Un matin, Laure ouvrit le salon comme le jeune homme passait, et elle s’arrêta sur le seuil, désirant prononcer un mot : ils étaient vis-à-vis l’un de l’autre. Lucien fit tout de suite un geste fou, lança ses cheveux en arrière d’un tour de main rapide, et la jeune fille, hésitante, se souvint de ce qu’il voulait lui cacher. Elle referma la porte. Lucien monta en chancelant l’escalier de l’étude. Il était désespéré, car elle avait eu l’expression que l’on aura toujours à regarder un crapaud. Lucien pleura, le front plongé dans ses papiers timbrés. Le soir, à quatre heures, le notaire sortit et le laissa griffonner seul.
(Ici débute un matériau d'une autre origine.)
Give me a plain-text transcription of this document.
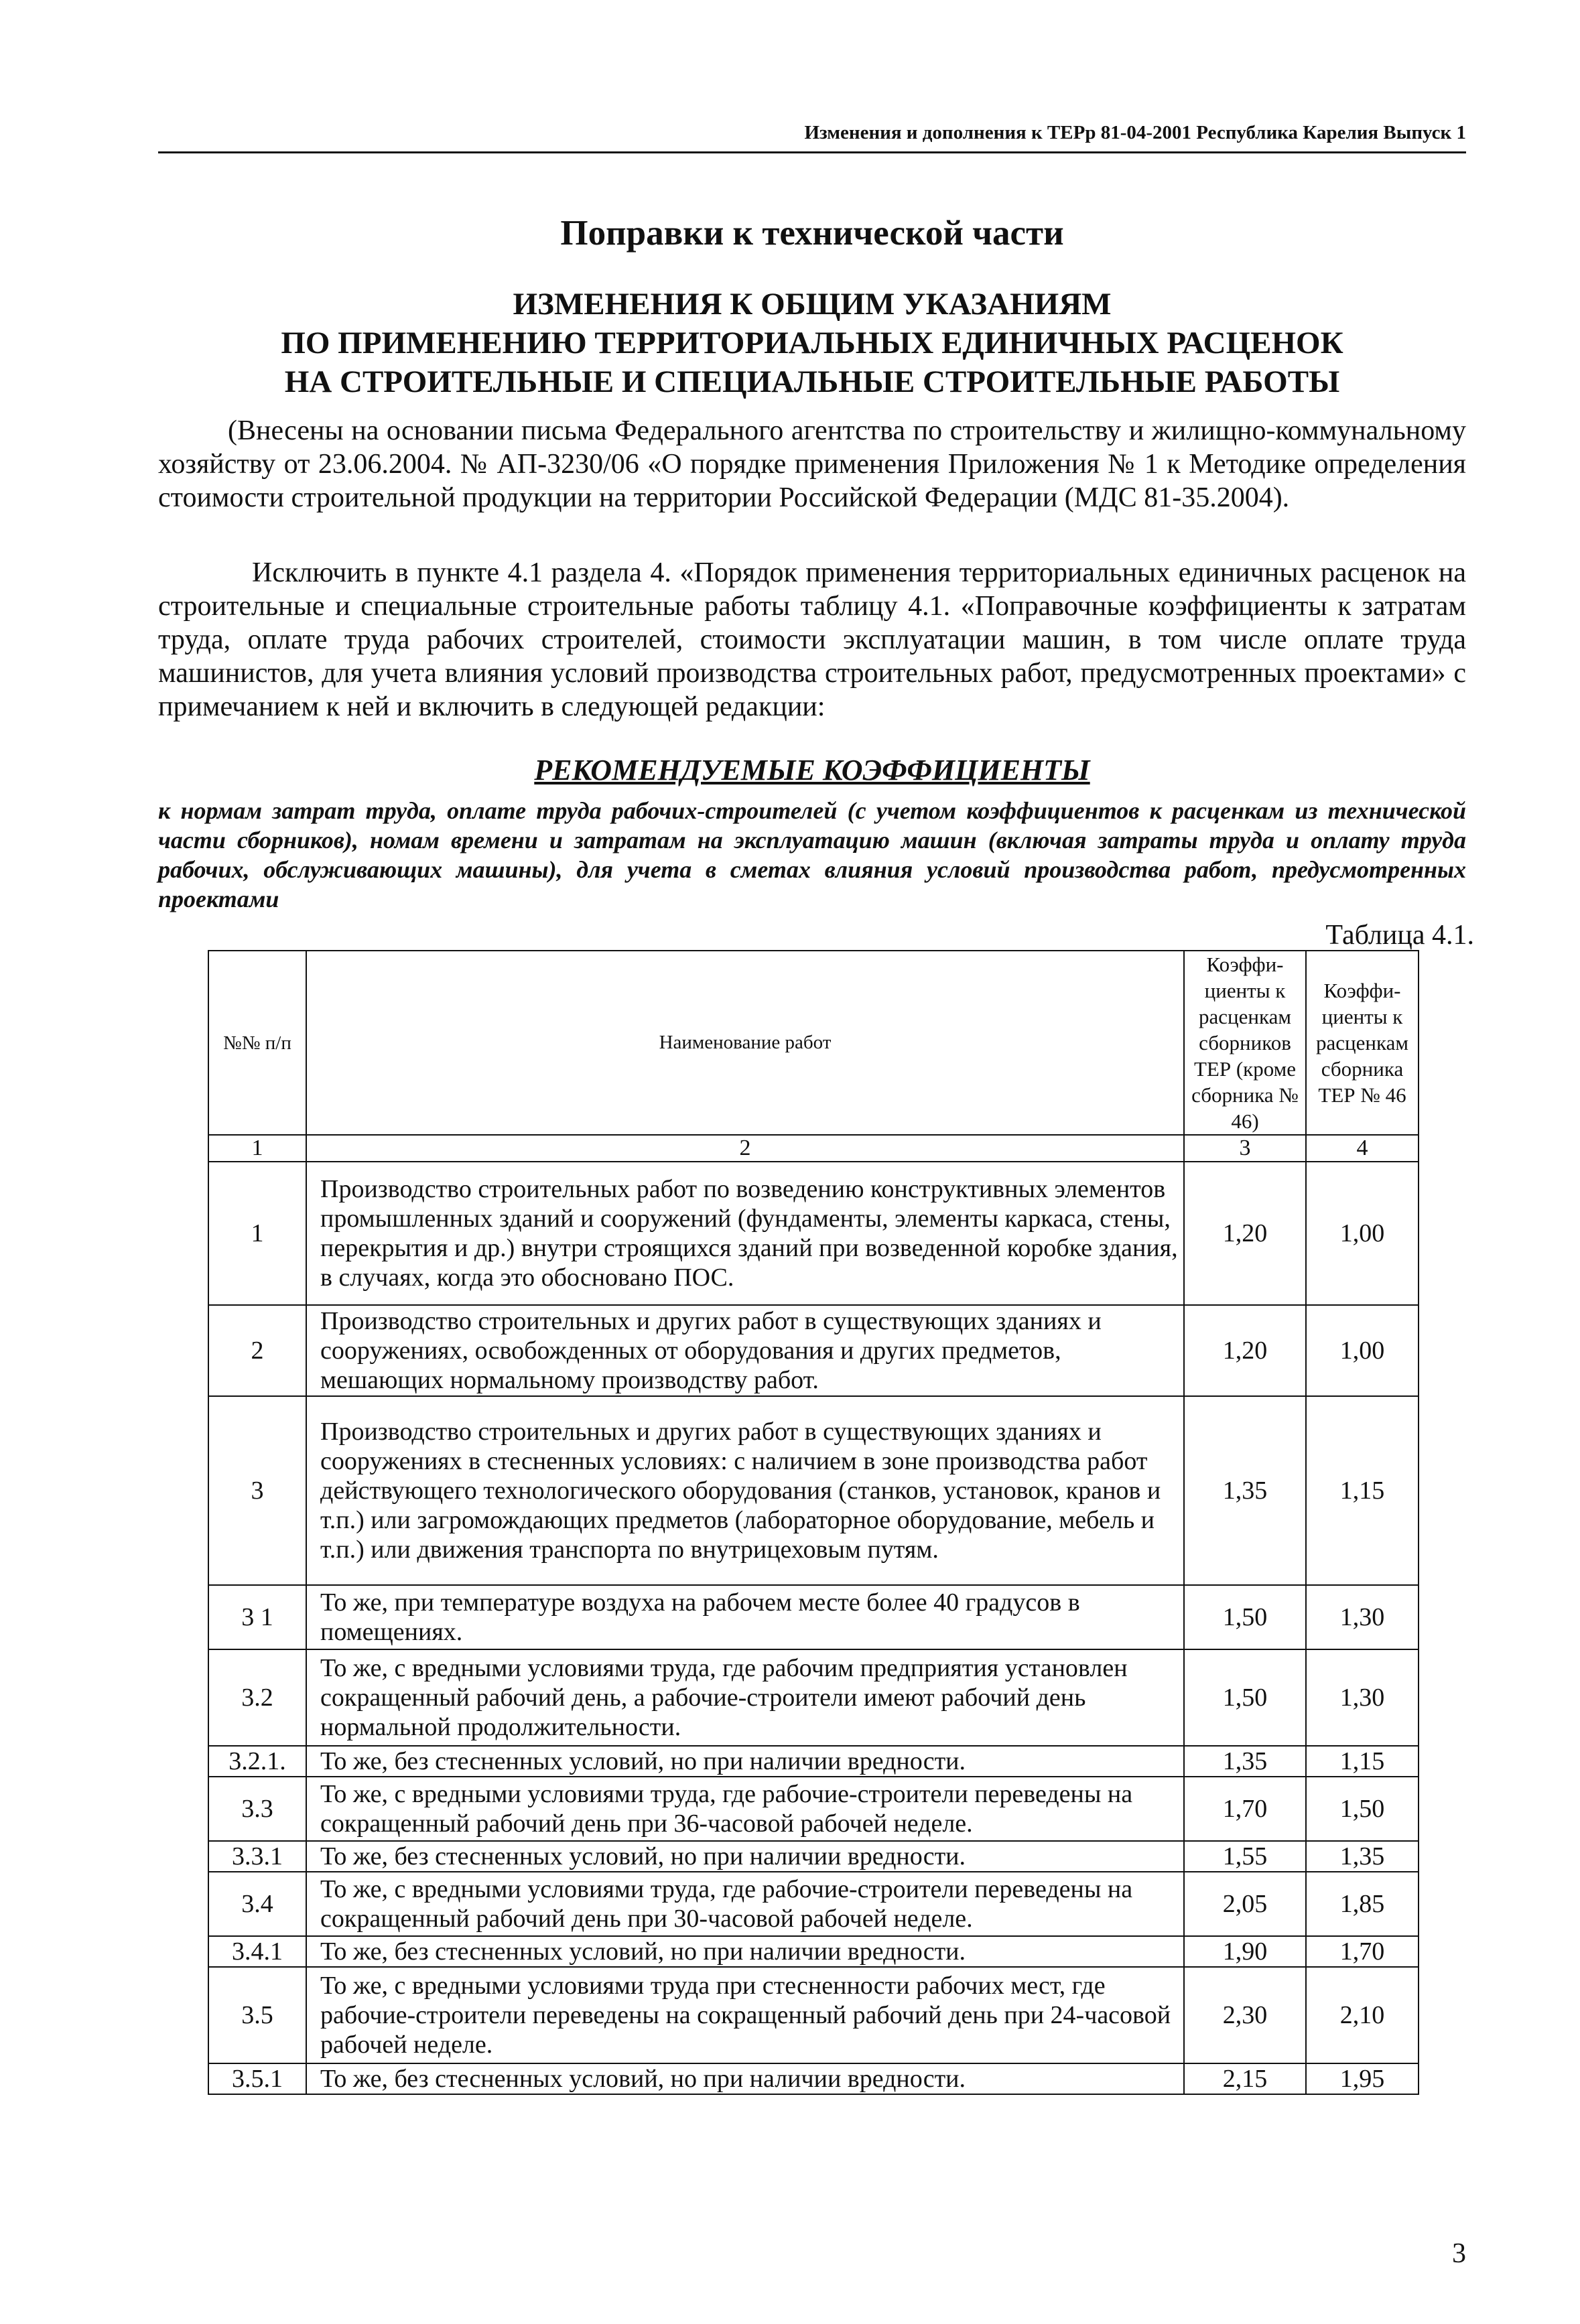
Изменения и дополнения к ТЕРр 81-04-2001 Республика Карелия Выпуск 1
Поправки к технической части
ИЗМЕНЕНИЯ К ОБЩИМ УКАЗАНИЯМ
ПО ПРИМЕНЕНИЮ ТЕРРИТОРИАЛЬНЫХ ЕДИНИЧНЫХ РАСЦЕНОК
НА СТРОИТЕЛЬНЫЕ И СПЕЦИАЛЬНЫЕ СТРОИТЕЛЬНЫЕ РАБОТЫ

(Внесены на основании письма Федерального агентства по строительству и жилищно-коммунальному хозяйству от 23.06.2004. № АП-3230/06 «О порядке применения Приложения № 1 к Методике определения стоимости строительной продукции на территории Российской Федерации (МДС 81-35.2004).

Исключить в пункте 4.1 раздела 4. «Порядок применения территориальных единичных расценок на строительные и специальные строительные работы таблицу 4.1. «Поправочные коэффициенты к затратам труда, оплате труда рабочих строителей, стоимости эксплуатации машин, в том числе оплате труда машинистов, для учета влияния условий производства строительных работ, предусмотренных проектами» с примечанием к ней и включить в следующей редакции:

РЕКОМЕНДУЕМЫЕ КОЭФФИЦИЕНТЫ

к нормам затрат труда, оплате труда рабочих-строителей (с учетом коэффициентов к расценкам из технической части сборников), номам времени и затратам на эксплуатацию машин (включая затраты труда и оплату труда рабочих, обслуживающих машины), для учета в сметах влияния условий производства работ, предусмотренных проектами

Таблица 4.1.
№№ п/п	Наименование работ	Коэффи-циенты к расценкам сборников ТЕР (кроме сборника № 46)	Коэффи-циенты к расценкам сборника ТЕР № 46
1	2	3	4
1	Производство строительных работ по возведению конструктивных элементов промышленных зданий и сооружений (фундаменты, элементы каркаса, стены, перекрытия и др.) внутри строящихся зданий при возведенной коробке здания, в случаях, когда это обосновано ПОС.	1,20	1,00
2	Производство строительных и других работ в существующих зданиях и сооружениях, освобожденных от оборудования и других предметов, мешающих нормальному производству работ.	1,20	1,00
3	Производство строительных и других работ в существующих зданиях и сооружениях в стесненных условиях: с наличием в зоне производства работ действующего технологического оборудования (станков, установок, кранов и т.п.) или загромождающих предметов (лабораторное оборудование, мебель и т.п.) или движения транспорта по внутрицеховым путям.	1,35	1,15
3 1	То же, при температуре воздуха на рабочем месте более 40 градусов в помещениях.	1,50	1,30
3.2	То же, с вредными условиями труда, где рабочим предприятия установлен сокращенный рабочий день, а рабочие-строители имеют рабочий день нормальной продолжительности.	1,50	1,30
3.2.1.	То же, без стесненных условий, но при наличии вредности.	1,35	1,15
3.3	То же, с вредными условиями труда, где рабочие-строители переведены на сокращенный рабочий день при 36-часовой рабочей неделе.	1,70	1,50
3.3.1	То же, без стесненных условий, но при наличии вредности.	1,55	1,35
3.4	То же, с вредными условиями труда, где рабочие-строители переведены на сокращенный рабочий день при 30-часовой рабочей неделе.	2,05	1,85
3.4.1	То же, без стесненных условий, но при наличии вредности.	1,90	1,70
3.5	То же, с вредными условиями труда при стесненности рабочих мест, где рабочие-строители переведены на сокращенный рабочий день при 24-часовой рабочей неделе.	2,30	2,10
3.5.1	То же, без стесненных условий, но при наличии вредности.	2,15	1,95
3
Le clerc demeurait triste, et cependant il sentait venir quelque chose : derrière les murs de l’étude, derrière toutes ces paperasses poudreuses, un regard flambait. Laure le guettait, comme elle avait l’habitude, hélas ! de guetter le prêtre… Elle se détournait peu à peu de celui-ci pour examiner celui-là, qui l’aimait, ne fuirait pas ses prunelles de chaud velours et lui tendrait les bras… Lentement la porte du bureau s’ouvrit, ainsi que s’était ouverte la porte du salon le matin ; un frisson électrique secoua le jeune homme, et il l’aperçut, debout, le doigt posé sur ses lèvres. Il ne remua pas, ne dérangea pas son coude ni sa main, masquant son œil de son mouchoir tamponné.

— Vous avez donc mal à la tête, monsieur Lucien ? demanda Laure s’avançant, la voix douce.